Google invests in managing and moving cloud applications

One of the more forward-looking investments Google is making is Kubernetes, Google’s open-source technology for managing Docker containers. The enterprise and developers want to run applications across hybrid environments more easily. As environments gain complexity, containerization and management become increasingly important. The goal is to enable developers to code applications in various languages and platforms, ship them, and have them work automatically on various other languages and platforms. The Kubernetes project, paired with ongoing developer-focused Google investments, will drive developers to Google’s business-focused cloud suite to add industry-specific applications as well as horizontal applications. Opening APIs in mobile, social, maps and analytics makes Google’s platform increasingly attractive to developers; and the platform that wins with developers will win in cloud.

Technology that comes out of Kubernetes and paired with Google Endpoints (launched in November) will help customers solve an increasingly challenging problem stemming from cloud environments — managing, moving and substantiating cloud applications. To underscore the importance of the problem Google is trying to solve, competitors Microsoft and IBM, along with Red Hat, are supporting and contributing to the project.

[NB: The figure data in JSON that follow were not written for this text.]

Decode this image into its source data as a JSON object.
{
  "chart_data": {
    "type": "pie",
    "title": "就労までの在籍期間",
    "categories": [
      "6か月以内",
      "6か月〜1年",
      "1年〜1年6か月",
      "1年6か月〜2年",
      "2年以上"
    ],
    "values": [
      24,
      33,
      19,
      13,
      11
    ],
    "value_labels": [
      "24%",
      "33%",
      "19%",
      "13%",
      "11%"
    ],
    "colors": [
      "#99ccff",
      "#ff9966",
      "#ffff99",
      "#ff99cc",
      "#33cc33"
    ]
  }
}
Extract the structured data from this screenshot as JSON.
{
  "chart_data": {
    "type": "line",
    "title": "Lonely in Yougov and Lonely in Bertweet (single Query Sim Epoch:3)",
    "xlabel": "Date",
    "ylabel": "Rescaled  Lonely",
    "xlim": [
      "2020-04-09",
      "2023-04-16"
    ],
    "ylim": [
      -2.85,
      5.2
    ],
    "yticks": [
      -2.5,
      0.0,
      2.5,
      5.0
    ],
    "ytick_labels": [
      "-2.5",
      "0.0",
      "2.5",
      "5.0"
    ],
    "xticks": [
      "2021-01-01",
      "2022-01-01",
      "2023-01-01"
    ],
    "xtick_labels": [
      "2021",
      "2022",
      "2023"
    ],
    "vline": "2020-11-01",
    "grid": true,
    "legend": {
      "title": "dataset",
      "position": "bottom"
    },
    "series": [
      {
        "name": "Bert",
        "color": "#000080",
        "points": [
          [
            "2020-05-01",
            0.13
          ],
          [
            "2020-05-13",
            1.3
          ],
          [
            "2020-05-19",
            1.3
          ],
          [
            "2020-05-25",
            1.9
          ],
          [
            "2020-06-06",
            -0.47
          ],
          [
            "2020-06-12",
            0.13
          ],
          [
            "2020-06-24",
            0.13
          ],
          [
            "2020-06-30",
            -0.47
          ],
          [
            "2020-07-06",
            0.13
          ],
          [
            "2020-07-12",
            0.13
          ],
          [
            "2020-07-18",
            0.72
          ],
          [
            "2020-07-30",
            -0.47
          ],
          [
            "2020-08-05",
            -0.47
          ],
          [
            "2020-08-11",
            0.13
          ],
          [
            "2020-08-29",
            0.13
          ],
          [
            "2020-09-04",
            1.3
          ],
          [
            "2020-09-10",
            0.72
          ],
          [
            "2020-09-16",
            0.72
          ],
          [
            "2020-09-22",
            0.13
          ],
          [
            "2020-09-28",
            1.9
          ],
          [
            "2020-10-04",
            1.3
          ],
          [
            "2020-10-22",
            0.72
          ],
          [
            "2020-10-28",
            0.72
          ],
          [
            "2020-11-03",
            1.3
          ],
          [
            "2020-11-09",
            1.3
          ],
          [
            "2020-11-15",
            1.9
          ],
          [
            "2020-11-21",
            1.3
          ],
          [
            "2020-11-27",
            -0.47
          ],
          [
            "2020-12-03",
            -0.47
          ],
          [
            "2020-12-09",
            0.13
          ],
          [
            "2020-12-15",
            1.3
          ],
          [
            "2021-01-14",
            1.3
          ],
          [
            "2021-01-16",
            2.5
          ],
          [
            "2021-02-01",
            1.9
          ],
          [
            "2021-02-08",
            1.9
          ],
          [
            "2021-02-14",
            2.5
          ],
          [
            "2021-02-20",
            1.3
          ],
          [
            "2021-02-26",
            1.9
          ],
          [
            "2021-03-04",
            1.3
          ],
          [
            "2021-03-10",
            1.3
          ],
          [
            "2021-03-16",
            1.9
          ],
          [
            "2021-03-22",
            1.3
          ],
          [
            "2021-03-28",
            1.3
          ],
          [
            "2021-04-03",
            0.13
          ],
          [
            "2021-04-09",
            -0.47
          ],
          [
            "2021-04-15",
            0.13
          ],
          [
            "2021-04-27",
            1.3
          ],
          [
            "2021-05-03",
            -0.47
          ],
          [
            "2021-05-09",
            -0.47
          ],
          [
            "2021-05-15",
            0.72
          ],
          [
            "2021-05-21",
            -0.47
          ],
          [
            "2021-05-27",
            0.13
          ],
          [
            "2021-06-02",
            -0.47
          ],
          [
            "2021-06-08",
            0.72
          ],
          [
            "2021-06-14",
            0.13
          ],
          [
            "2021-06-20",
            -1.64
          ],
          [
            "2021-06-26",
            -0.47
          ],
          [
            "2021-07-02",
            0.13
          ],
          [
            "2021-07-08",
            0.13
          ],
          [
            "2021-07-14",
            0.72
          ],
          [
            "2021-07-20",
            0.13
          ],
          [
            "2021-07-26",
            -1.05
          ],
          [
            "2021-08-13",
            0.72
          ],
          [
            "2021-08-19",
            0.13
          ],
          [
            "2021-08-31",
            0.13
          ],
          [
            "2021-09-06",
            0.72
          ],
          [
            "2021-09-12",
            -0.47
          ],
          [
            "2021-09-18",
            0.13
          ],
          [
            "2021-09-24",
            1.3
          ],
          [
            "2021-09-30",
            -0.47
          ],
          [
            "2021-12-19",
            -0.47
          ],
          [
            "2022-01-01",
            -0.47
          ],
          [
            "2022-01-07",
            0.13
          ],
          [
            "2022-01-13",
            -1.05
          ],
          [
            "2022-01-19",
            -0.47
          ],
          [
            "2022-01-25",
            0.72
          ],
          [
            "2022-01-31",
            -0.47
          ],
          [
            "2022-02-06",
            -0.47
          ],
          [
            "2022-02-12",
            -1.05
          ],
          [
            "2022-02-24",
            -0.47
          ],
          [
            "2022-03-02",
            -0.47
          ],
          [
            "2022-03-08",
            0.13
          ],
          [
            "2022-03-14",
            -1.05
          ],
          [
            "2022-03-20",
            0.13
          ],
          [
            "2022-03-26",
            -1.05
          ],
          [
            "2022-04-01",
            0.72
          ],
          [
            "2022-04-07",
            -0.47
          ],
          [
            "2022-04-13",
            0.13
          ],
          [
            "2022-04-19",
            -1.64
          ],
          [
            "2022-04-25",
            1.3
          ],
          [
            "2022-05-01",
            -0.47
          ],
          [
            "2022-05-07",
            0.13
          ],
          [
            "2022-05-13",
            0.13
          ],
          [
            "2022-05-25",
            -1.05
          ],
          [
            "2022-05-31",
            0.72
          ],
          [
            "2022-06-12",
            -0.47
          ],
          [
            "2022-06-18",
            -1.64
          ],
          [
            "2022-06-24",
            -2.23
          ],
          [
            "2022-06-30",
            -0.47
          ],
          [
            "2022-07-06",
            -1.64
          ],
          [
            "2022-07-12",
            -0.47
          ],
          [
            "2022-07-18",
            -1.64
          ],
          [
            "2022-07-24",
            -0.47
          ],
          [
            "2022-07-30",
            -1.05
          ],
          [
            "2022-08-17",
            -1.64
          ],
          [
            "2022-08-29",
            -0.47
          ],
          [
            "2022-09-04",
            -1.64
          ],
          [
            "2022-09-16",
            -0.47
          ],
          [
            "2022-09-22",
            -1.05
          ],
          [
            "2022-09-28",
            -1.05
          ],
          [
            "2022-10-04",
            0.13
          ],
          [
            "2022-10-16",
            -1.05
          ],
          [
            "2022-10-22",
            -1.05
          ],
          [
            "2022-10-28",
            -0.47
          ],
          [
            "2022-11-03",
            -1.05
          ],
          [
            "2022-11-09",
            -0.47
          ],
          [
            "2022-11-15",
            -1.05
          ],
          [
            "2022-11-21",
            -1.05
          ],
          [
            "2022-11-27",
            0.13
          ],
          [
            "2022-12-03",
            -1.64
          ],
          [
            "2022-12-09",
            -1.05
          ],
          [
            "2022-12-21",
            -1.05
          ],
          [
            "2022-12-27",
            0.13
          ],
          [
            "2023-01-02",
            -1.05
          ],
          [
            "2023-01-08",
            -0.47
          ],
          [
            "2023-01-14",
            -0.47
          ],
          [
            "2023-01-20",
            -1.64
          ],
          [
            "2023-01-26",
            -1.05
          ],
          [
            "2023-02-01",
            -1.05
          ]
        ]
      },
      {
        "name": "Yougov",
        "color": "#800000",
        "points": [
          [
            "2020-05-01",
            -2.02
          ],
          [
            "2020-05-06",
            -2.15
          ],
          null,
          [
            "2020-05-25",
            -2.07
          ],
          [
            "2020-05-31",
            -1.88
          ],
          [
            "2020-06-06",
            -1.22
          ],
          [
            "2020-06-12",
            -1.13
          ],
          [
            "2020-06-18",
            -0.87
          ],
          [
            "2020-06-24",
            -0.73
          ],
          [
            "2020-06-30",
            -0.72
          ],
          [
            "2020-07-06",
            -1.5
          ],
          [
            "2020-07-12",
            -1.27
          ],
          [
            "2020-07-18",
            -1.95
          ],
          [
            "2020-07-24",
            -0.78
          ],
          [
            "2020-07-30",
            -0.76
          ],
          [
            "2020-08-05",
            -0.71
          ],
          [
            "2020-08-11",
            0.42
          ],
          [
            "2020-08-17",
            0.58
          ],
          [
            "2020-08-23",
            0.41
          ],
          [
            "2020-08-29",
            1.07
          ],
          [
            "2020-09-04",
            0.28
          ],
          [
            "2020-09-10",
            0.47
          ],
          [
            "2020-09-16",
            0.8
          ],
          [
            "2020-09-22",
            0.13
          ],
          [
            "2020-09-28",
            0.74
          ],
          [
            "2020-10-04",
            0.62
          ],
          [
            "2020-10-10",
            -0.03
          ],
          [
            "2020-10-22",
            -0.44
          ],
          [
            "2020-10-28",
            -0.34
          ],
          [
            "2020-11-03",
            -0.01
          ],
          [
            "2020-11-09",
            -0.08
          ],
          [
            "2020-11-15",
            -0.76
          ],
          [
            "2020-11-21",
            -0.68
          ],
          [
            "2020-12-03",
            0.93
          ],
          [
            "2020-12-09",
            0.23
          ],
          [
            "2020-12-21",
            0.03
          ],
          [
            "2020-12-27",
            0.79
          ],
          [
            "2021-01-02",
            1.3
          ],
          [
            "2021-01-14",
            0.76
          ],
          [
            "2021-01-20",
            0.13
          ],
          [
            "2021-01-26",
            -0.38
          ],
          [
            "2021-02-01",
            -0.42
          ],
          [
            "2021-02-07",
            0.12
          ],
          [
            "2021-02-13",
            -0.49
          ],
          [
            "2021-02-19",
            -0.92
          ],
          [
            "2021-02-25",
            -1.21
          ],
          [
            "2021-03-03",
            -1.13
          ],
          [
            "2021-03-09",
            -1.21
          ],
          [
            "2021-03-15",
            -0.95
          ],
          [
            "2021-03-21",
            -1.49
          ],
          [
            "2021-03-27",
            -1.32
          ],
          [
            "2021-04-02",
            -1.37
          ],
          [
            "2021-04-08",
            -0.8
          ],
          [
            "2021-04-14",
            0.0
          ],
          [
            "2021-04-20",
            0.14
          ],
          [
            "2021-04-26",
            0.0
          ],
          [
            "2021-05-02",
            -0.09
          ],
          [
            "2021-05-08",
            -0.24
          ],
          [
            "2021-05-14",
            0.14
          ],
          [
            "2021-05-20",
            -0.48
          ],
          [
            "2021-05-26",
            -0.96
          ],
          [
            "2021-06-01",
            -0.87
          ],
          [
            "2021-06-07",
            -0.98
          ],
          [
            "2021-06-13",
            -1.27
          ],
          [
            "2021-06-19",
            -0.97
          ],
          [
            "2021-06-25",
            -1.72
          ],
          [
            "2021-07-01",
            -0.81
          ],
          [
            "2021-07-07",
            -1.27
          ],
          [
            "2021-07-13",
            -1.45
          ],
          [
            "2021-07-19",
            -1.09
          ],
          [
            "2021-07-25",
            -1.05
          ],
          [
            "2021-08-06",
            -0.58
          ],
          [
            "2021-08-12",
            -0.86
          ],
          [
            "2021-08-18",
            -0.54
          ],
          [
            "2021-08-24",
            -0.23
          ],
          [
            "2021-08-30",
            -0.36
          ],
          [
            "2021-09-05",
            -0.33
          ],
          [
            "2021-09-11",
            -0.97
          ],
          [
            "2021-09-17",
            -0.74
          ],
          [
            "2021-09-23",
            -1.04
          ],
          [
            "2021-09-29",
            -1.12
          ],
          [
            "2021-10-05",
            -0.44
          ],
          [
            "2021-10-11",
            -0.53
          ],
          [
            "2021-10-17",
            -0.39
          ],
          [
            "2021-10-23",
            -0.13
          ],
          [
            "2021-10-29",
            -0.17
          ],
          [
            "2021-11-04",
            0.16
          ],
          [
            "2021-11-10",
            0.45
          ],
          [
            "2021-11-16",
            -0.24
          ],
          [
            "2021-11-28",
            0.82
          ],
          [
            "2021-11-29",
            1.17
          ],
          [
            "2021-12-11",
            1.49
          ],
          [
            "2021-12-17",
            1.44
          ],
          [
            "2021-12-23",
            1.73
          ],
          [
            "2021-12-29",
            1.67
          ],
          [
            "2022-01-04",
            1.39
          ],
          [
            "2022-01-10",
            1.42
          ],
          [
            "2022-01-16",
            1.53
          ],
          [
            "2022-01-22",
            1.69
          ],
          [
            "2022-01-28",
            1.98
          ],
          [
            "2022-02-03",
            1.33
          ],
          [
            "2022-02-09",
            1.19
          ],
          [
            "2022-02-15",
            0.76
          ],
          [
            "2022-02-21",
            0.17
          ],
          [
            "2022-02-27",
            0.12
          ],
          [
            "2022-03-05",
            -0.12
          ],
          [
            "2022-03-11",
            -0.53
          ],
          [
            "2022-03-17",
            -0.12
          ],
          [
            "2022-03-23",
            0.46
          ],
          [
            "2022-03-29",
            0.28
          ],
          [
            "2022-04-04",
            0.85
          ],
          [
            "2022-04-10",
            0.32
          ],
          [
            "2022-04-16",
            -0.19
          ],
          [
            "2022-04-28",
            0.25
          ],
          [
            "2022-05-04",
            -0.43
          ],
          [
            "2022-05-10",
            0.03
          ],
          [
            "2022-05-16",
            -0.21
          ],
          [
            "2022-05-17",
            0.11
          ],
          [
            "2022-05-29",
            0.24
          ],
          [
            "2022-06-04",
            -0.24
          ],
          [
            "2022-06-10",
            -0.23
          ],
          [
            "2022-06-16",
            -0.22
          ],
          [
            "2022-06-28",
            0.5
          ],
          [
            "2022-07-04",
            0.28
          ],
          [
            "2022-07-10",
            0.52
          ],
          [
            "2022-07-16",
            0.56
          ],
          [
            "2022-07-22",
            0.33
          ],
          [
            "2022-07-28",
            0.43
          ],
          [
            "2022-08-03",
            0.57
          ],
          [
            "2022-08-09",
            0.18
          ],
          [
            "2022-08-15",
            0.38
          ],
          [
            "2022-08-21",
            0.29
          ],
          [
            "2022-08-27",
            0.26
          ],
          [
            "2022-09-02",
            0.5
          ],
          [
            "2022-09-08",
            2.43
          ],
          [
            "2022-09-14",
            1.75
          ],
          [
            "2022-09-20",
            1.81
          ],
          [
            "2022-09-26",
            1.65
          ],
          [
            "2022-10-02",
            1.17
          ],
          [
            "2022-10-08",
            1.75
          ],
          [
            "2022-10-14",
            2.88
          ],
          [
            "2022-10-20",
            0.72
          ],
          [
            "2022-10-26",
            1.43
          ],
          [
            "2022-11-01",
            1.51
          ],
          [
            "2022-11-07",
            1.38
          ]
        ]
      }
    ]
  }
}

Google’s latest move in big data hinges on fitness wearables and will eventually drive the business deeper into the healthcare vertical

The healthcare vertical provides a large opportunity for cloud vendors with no clear winner as of yet. In July, Google announced Google Fit, a platform for acquiring and consolidating fitness data from wearable devices. TBR believes Google Fit will expand from fitness into health data, which will become the backbone of Google’s healthcare-focused cloud and analytics business (an industry in which many cloud vendors are making investments). Today, Google Fit is targeting consumers, but Google’s end goal is to provide data and analytics to the healthcare market (e.g., insurance companies, hospitals and medical practices, pharmaceuticals). Google Fit, along with Google’s cloud business, Android, Chrome and Nest, among others, serves as another endpoint Google will use to collect data. With Google Fit, Google moves further into the big data, analytics, devices and public cloud space. Many device and cloud vendors such as Google, Apple, Microsoft and even Salesforce.com are investing in similar healthcare-related platforms.